Did this 1939 Schwinn Canti Autocycle really get piece out?
PREWAR SCHWINN HENDERSON 1939/40 CIRCA AUTOCYCLE 26" BALLOON TIRE BIKE



PREWAR SCHWINN AUTOCYCLE 26" BALLOON TIRE BICYCLE ALUMINUM TANK


----------



## Maskadeo (Oct 8, 2016)

Yes. It appears so. The rack and a few other items have already sold.


----------



## fordmike65 (Oct 8, 2016)

Looks like this awesome C model got the axe too

Look at this on eBay http://www.ebay.com/itm/162145485966


----------



## rustjunkie (Oct 8, 2016)

Were they both put-togethers?


----------



## Freqman1 (Oct 8, 2016)

rustjunkie said:


> Were they both put-togethers?




I believe they were. Both were a little dubious--the canti had a repo aluminum tank as well as other issues so no great loss here in my book. The bikes were priced way over the money as well. V/r Shawn


----------



## Maskadeo (Oct 8, 2016)

http://www.ebay.com/itm/PREWAR-VINT...914531?hash=item2373dffd23:g:p9wAAOSw-CpX9Seg

You can still buy the Torrington pedals with the Persons blocks off the canti


----------



## Obi-Wan Schwinnobi (Oct 8, 2016)

jkent said:


> Did this 1939 Schwinn Canti Autocycle really get piece out?
> PREWAR SCHWINN HENDERSON 1939/40 CIRCA AUTOCYCLE 26" BALLOON TIRE BIKE
> 
> 
> ...



The fenders were post war anyways.... and not og paint....

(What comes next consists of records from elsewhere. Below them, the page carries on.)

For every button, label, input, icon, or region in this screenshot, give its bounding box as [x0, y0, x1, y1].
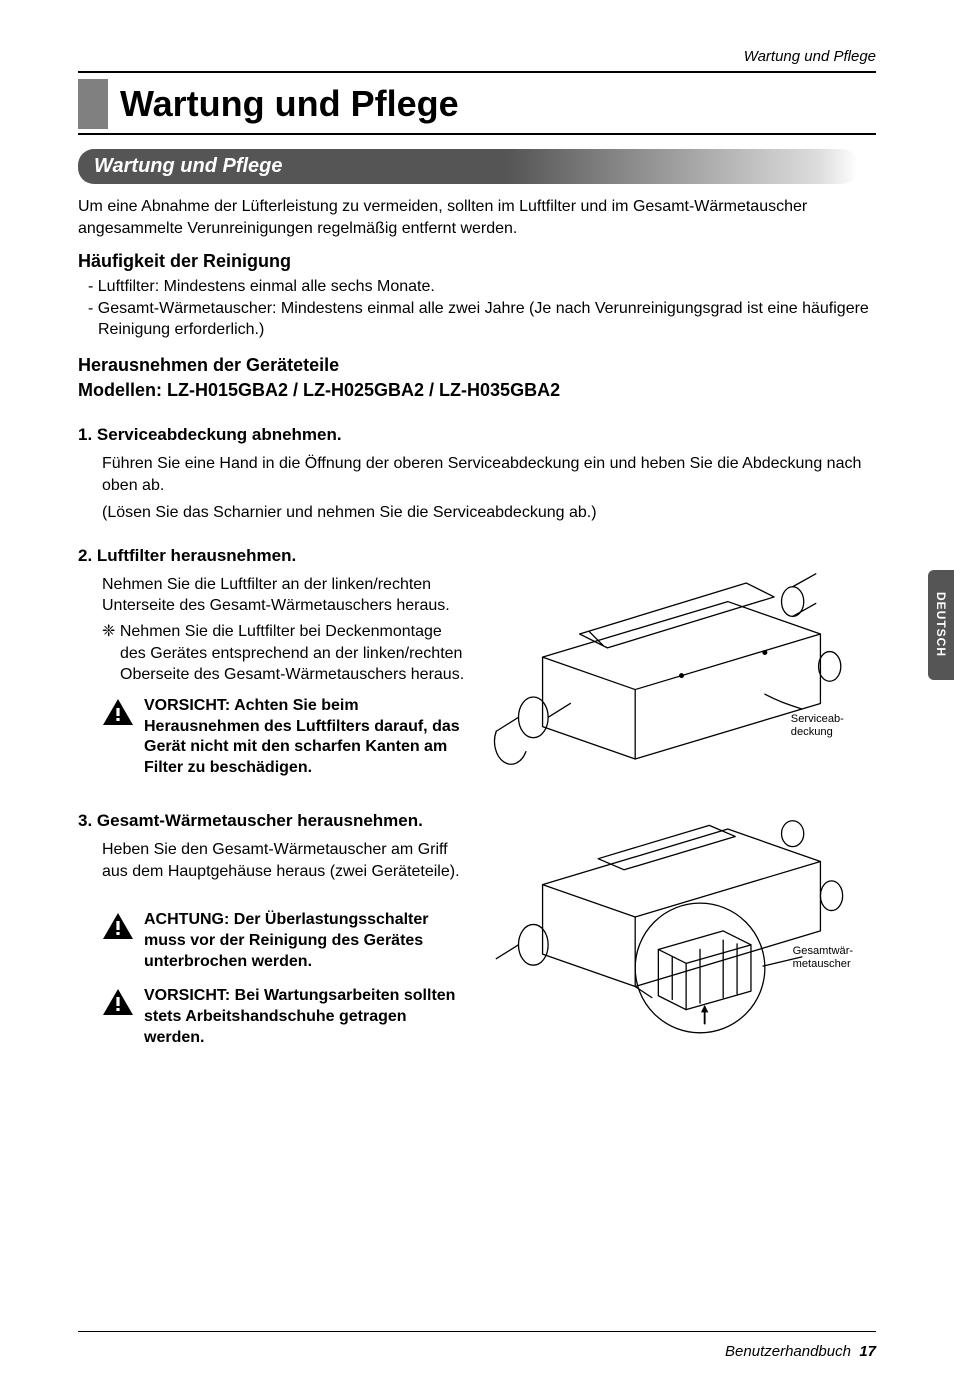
right-column: Serviceab- deckung: [487, 546, 876, 1057]
chapter-bar: [78, 79, 108, 129]
step3-title-text: 3. Gesamt-Wärmetauscher herausnehmen.: [78, 811, 423, 830]
remove-heading-1: Herausnehmen der Geräteteile: [78, 355, 876, 376]
section-pill: Wartung und Pflege: [78, 149, 858, 184]
left-column: 2. Luftfilter herausnehmen. Nehmen Sie d…: [78, 546, 467, 1049]
language-tab-label: DEUTSCH: [934, 592, 948, 657]
diagram1-label-2: deckung: [791, 726, 833, 738]
footer: Benutzerhandbuch 17: [725, 1343, 876, 1360]
frequency-item: - Luftfilter: Mindestens einmal alle sec…: [78, 276, 876, 298]
chapter-title: Wartung und Pflege: [120, 79, 459, 129]
diagram2-label-1: Gesamtwär-: [793, 945, 854, 957]
diagram-heat-exchanger: Gesamtwär- metauscher: [487, 792, 876, 1051]
frequency-item: - Gesamt-Wärmetauscher: Mindestens einma…: [88, 298, 876, 341]
step3-warning-a: ACHTUNG: Der Überlastungsschalter muss v…: [144, 910, 467, 972]
step3-body: Heben Sie den Gesamt-Wärmetauscher am Gr…: [78, 839, 467, 882]
language-tab: DEUTSCH: [928, 570, 954, 680]
rule-top: [78, 71, 876, 73]
step1-line: (Lösen Sie das Scharnier und nehmen Sie …: [102, 502, 876, 524]
chapter-heading: Wartung und Pflege: [78, 79, 876, 135]
warning-icon: [102, 698, 134, 726]
diagram1-label-1: Serviceab-: [791, 713, 844, 725]
step2-body: Nehmen Sie die Luftfilter an der linken/…: [78, 574, 467, 686]
step2-title: 2. Luftfilter herausnehmen.: [78, 546, 467, 566]
page: Wartung und Pflege Wartung und Pflege Wa…: [0, 0, 954, 1400]
frequency-heading: Häufigkeit der Reinigung: [78, 251, 876, 272]
footer-rule: [78, 1331, 876, 1332]
diagram2-label-2: metauscher: [793, 958, 851, 970]
warning-icon: [102, 912, 134, 940]
step1-line: Führen Sie eine Hand in die Öffnung der …: [102, 453, 876, 496]
warning-icon: [102, 988, 134, 1016]
step2-line: Nehmen Sie die Luftfilter an der linken/…: [102, 574, 467, 617]
step2-note: ❈ Nehmen Sie die Luftfilter bei Deckenmo…: [102, 621, 467, 686]
step2-warning: VORSICHT: Achten Sie beim Herausnehmen d…: [144, 696, 467, 779]
step1-title: 1. Serviceabdeckung abnehmen.: [78, 425, 876, 445]
footer-page: 17: [859, 1343, 876, 1360]
running-head: Wartung und Pflege: [78, 48, 876, 65]
step3-title-1: 3. Gesamt-Wärmetauscher herausnehmen.: [78, 811, 467, 831]
intro-paragraph: Um eine Abnahme der Lüfterleistung zu ve…: [78, 196, 876, 239]
remove-heading-2: Modellen: LZ-H015GBA2 / LZ-H025GBA2 / LZ…: [78, 380, 876, 401]
diagram-service-cover: Serviceab- deckung: [487, 546, 876, 778]
step3-warning-b: VORSICHT: Bei Wartungsarbeiten sollten s…: [144, 986, 467, 1048]
step1-body: Führen Sie eine Hand in die Öffnung der …: [78, 453, 876, 524]
footer-book: Benutzerhandbuch: [725, 1343, 851, 1360]
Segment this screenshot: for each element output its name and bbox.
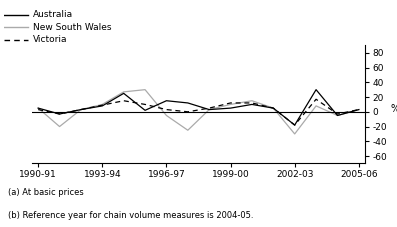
Text: Australia: Australia [33, 10, 73, 19]
Text: (b) Reference year for chain volume measures is 2004-05.: (b) Reference year for chain volume meas… [8, 211, 253, 220]
Text: Victoria: Victoria [33, 35, 67, 44]
Text: (a) At basic prices: (a) At basic prices [8, 188, 84, 197]
Text: New South Wales: New South Wales [33, 23, 111, 32]
Y-axis label: %: % [391, 104, 397, 114]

Sent from my SM-G920V using Tapatalk


----------



## Obi-Wan Schwinnobi (Oct 8, 2016)

I didn't see the c mod parts?

Sent from my SM-G920V using Tapatalk


----------



## Bikermaniac (Oct 10, 2016)

What a shame...


----------



## Obi-Wan Schwinnobi (Oct 10, 2016)

Bikermaniac said:


> What a shame...



It wasn't original.... 

Sent from my SM-G920V using Tapatalk


----------



## VintageSchwinn.com (Oct 12, 2016)

Weird.  I made that aluminum tank about 5 years ago.  I charged $500.  Is that REALLY bad inflation?


----------



## Maskadeo (Oct 12, 2016)

http://m.ebay.com/itm/162236060896

Frame and fork now


----------



## Bikermaniac (Oct 12, 2016)

VintageSchwinn.com said:


> Weird.  I made that aluminum tank about 5 years ago.  I charged $500.  Is that REALLY bad inflation?




Offer and demand...


----------